Vemos The Crown (2016), una serie original de Peter Morgan para Netflix que ha recibido los parabienes de la crítica. ¿De que trata? Del reinado de Isabel II de Inglaterra. Trata también, directa e indirectamente, de los monarcas anteriores: su tío (Eduardo VIII) y su padre (Jorge VI).
La producción de la serie es absolutamente lujosa, con un dispendio en el que nadie parece reparar o al que nadie parece importar. No es que los responsables alardeen de libras o dólares y que ese potosí lo repartan a manos llenas, no.
El asunto está en que la Coronación de Queen Elisabeth y cualquier otro episodio menor se reconstruyen con fidelidad extrema y ello exige tiempo y abundantísimo dinero. Y talento, claro, algo que está en la inspiración de Peter Morgan.
Los primeros capítulos me parecieron de realización correcta aunque algo convencional, pero conforme avanza la serie la calidad de los guiones y la actuación (precisa, comedida y expresiva) de los actores la mejoran ostensiblemente.
No es fácil encarnar a personajes de tanta circunspección, de tanto envaramiento.
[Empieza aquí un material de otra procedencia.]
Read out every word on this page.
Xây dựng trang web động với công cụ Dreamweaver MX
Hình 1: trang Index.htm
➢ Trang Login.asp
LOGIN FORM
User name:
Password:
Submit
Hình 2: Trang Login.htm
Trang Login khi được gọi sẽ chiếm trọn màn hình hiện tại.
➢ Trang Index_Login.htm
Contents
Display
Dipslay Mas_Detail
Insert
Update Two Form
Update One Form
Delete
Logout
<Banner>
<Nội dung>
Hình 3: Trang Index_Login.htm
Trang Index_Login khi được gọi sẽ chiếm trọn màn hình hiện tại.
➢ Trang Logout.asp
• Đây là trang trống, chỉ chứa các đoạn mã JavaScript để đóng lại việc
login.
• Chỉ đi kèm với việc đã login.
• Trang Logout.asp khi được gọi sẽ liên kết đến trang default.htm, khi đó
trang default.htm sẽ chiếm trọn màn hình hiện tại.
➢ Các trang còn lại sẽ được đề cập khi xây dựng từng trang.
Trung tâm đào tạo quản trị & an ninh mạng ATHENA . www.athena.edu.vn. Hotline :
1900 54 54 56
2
No es sencillo hacer creíbles conductas que son papeles, que son figuras de comportamiento tan reglado y previsible.
Pero tras la máscara y los trajes de armiño, bajo la Corona y entre los cortesanos y el gobierno, distinguimos a seres humanos. Seres humanos muy refrenados y sobre todo instruidos para reprimir demasiadas expansiones y emociones.
En la serie se reflejan bien el cambio social de la posguerra y los nuevos avatares que, más pronto que tarde, desarbolan a Winston Churchill. El héroe de la Guerra es ahora un viejo cascarrabias, sordo o resistente a esos cambios, aunque sigue siendo el inteligentísimo y taimado político que se las sabe todas.
Inglaterra se desmorona. En algún sentido se desmorona. No sólo por las estrecheces de posguerra, por los racionamientos, por las catástrofes (el smog que duró días y días provocando numerosos muertos a comienzos de los cincuenta). Inglaterra sufre ya la merma de la descolonización y por tanto el Imperio padece cuarteamiento y pérdida de dominio, de influencia.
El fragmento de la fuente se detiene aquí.